Employees have many more rights than independent contractors and are legally guaranteed many more benefits from their employers like overtime and access to unemployment insurance. Gig workers have been fighting to be recognized as employees for years now, and in places like California they are beginning to make headway. Between Judge Corley’s first and last rulings in Lawson’s case, the state law changed. AB5, a landmark piece of laws, handed in 2019—thus setting stricter standards defending employees and instituting a brand new set of standards for what’s/isn’t an worker. 

It’s on these not too long ago instituted standards that Thursday’s ruling is predicated. Corley determined that the Grubhub/Lawson relationship didn’t fulfill the so-called ABC test for contract work, and that Grubhub wasn’t eligible for an exception to the ABCs. Under the check, a employee can solely be thought of a contractor in the event that they meet three necessities:

  • The worker is free from the control and direction of the hiring entity in connection with the performance of the work, both under the contract for the performance of the work and in fact;
  • The worker performs work that is outside the usual course of the hiring entity’s business; and
  • The worker is customarily engaged in an independently established trade, occupation, or business of the same nature as that involved in the work performed.

Obviously, delivering food for Grubhub does relate to the company’s main business. After all, that is Grubhub’s entire business. The judge agreed. “The usual course of its business is connecting restaurants with diners to facilitate food ordering. Food delivery is not outside the usual course of that business,” ruled Corley. “Because Grubhub has not established Prong B, it does not meet the ABC test and Mr. Lawson is properly classified as an employee for purposes of his minimum wage and overtime claims.”

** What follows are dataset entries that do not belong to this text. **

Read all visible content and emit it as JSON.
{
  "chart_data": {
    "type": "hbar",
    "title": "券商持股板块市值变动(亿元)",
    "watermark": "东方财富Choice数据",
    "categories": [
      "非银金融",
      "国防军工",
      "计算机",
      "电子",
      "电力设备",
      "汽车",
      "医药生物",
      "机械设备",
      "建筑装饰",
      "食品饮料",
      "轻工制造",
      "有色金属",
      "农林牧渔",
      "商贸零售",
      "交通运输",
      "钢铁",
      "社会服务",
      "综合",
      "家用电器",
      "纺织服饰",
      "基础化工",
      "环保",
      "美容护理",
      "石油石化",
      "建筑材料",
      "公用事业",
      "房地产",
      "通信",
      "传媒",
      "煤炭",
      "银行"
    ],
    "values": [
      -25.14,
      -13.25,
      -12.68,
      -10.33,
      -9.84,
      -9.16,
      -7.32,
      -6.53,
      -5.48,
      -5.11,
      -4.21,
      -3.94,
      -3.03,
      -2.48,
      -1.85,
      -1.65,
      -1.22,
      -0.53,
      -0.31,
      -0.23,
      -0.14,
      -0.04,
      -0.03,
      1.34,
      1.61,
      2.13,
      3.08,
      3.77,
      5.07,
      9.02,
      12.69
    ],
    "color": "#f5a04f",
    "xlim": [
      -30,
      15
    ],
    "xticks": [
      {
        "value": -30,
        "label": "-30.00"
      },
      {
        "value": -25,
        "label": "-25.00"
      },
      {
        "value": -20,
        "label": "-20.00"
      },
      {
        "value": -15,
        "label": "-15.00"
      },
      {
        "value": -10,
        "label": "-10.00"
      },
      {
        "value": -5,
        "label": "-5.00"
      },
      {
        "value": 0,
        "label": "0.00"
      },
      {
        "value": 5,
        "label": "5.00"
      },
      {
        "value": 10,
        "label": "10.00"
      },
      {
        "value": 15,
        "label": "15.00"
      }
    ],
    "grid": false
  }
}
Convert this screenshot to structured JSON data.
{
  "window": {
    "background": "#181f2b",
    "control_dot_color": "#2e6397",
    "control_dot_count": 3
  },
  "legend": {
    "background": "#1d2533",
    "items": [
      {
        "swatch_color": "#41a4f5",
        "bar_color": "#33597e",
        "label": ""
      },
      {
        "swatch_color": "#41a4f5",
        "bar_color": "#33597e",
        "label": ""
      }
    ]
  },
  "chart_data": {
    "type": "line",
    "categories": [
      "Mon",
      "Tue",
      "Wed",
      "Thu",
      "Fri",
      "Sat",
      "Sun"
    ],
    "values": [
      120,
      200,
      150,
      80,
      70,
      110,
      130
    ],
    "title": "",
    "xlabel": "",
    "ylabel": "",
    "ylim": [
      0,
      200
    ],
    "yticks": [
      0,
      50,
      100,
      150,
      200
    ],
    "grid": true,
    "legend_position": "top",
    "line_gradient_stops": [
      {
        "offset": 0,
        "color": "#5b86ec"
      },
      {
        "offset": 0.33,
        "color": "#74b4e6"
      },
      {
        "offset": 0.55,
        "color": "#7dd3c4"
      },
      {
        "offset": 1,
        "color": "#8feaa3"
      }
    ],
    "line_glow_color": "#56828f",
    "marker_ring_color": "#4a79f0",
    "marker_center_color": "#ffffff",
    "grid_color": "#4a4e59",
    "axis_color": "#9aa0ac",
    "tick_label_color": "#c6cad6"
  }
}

The query of how corporations constructed on the backs of gig employees need to categorize these drivers/couriers/Task Rabbits/and many others… is a long-standing one which a number of states have been grappling with. Last 12 months, Massachusetts’ Supreme Court ruled against a ballot measure that might’ve designated all gig employees as unbiased contractors. Other states, like Georgia, Alabama, and Florida have favored the corporations

Yet these state choices might change into moot if Biden’s Department of Labor efficiently institutes a proposed federal rule guaranteeing gig workers employee status. Rideshare and supply corporations have come out in sturdy opposition to the rule. Most not too long ago, Uber and Lyft’s commerce group have publicly questioned the merit of Biden’s latest DOL nominee as the businesses try to undermine employee rights.

The entirety of Thursday’s California ruling is embedded beneath.